Indonesia ialah negeri yang memiliki kekayaan mineral terbilang besar dibanding negara-negara lain di dunia. Emas, misalnya, kontribusi Indonesia sekitar 39 persen cadangan dunia, nomor dua di bawah China.
Mineral lain seperti perak, tembaga, dan batu bara pun melimpah. Volume hasil tambang tersebut masuk dalam 10 besar di dunia. Penemuan tambang mineral baru juga selalu terjadi setiap tahun. Hal yang wajar, jika Indonesia disebut “gadis cantik” bagi investor.
Rasio kesuksesan eksplorasi tambang di Indonesua pun cukup tinggi, yaitu sekitar 8 persen. Tak hanya skala besar, tambang skala kecil juga kerap muncul dari hasil eksploirasi sebelumnya.
Namun, sangat memprihatinkan SDA yang berlimpah tersebut tidak diperuntukan guna kepentingan rakyat, tetapi dinikmati oleh pengusaha yang dilegalkan oleh penguasa. Masyarakat kesulitan membiayai pendidikan, kesehatan dan perumahan.
Kemiskinan adalah akibat dari pembangunan ekonomi yang tidak berhasil. Ekonomi riil tak cukup berkembang dan merata, sehingga tidak cukup menyediakan lapangan kerja dan memenuhi kebutuhan semua orang. Banyak sekali aturan, konvensi dan tradisi yang justru menghalangi akses anak bangsa pada modal, teknologi dan pasar, sehingga mereka ibarat mati kelaparan di lumbung padi.
Seperti yang dialami Aprilian Wulandari (13 tahun), dikutip dari harnas.co, yang tewas akibat tenggelam dalam lubang bekas tambang batu bara milik PT Transisi Energi Satunama, Lok Bahu, Samarinda, Kalimantan Timur.

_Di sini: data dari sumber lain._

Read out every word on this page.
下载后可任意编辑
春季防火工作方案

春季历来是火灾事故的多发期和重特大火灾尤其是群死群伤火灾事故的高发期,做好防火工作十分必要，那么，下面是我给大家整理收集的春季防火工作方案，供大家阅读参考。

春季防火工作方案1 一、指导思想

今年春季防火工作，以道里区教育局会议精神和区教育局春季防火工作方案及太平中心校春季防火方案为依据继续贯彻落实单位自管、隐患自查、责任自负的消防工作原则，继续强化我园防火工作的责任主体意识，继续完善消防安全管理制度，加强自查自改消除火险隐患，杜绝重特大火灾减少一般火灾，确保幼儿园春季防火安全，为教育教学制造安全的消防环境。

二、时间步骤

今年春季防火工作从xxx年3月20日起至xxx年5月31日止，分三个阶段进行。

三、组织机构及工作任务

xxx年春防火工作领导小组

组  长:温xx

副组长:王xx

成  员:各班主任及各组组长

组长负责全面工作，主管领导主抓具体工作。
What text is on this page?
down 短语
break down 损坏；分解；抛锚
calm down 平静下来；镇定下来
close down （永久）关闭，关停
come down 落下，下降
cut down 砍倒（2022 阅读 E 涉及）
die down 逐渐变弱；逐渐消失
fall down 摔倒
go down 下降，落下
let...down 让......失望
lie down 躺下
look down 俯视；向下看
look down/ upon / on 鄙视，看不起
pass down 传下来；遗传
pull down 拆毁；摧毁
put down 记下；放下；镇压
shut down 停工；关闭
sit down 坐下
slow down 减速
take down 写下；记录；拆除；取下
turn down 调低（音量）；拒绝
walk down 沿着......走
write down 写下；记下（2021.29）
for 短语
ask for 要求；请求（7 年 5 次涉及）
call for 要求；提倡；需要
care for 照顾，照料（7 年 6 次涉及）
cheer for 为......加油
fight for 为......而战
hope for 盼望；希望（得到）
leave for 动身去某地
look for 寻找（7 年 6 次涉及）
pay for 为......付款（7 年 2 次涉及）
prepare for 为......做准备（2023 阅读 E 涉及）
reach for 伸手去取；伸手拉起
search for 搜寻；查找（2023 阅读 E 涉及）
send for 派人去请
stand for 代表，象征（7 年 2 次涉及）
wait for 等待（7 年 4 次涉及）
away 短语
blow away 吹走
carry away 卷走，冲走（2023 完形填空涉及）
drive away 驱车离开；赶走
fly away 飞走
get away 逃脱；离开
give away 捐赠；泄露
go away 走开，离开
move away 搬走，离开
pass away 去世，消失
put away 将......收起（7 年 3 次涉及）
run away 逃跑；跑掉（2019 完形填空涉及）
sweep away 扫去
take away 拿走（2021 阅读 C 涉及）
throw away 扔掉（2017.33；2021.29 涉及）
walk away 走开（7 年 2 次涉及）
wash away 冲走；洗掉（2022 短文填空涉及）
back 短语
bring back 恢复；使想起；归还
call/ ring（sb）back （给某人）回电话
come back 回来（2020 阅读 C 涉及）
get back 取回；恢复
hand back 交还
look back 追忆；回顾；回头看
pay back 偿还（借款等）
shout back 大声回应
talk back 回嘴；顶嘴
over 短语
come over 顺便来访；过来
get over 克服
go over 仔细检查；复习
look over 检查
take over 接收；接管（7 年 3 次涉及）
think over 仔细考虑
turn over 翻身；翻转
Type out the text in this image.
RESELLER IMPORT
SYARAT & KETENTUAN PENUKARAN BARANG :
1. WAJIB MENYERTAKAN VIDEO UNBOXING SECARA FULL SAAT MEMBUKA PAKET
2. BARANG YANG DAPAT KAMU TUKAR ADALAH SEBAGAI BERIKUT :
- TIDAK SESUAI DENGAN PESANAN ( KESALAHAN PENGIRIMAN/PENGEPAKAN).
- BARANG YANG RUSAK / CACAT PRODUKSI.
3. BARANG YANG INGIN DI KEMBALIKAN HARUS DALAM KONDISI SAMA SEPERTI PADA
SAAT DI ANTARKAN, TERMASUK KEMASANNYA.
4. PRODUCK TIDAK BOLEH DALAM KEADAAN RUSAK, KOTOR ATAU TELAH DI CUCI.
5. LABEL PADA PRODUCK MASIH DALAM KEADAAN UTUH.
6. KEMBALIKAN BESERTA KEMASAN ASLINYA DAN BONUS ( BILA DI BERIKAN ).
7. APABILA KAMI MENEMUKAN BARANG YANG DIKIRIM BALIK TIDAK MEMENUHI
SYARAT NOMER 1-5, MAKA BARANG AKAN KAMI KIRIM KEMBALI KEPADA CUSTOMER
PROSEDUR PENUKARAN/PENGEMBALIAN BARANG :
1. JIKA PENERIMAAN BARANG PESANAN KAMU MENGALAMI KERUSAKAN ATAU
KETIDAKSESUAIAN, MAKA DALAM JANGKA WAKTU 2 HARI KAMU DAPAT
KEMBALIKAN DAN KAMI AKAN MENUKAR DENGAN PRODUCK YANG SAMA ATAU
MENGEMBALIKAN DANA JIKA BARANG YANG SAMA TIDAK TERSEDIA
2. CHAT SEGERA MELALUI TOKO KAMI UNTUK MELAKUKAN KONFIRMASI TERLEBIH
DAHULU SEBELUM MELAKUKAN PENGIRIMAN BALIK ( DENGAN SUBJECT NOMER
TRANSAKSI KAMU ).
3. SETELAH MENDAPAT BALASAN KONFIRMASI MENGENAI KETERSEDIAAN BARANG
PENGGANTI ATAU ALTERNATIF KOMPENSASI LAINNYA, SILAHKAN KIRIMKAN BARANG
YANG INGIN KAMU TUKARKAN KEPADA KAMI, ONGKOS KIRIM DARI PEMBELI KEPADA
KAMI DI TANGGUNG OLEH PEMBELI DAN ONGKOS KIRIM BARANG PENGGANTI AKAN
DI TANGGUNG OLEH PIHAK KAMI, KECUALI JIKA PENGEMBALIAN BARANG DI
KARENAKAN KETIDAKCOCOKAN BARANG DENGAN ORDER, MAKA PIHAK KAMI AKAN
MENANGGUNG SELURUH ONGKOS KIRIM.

Lepas tanggung jawab, tanpa melakukan reklamasi kembali menutup lubang yang telah menganga akibat proses penambangan. Akibatnya ratusan jiwa yang melayang sia-sia tanpa ada tanggung jawab dari pemilik tambang atau pemerintah daerah setempat.
Dalam syariat Islam, SDA yang jumlahnya besar tidak boleh diserahkan kepemilikannya kepada individu. Individu yang mengelolanya wajib diperlakukan sebagai pekerja (ajir), dan bukannya mudharib (pengelola dalam suatu aqad syirkah).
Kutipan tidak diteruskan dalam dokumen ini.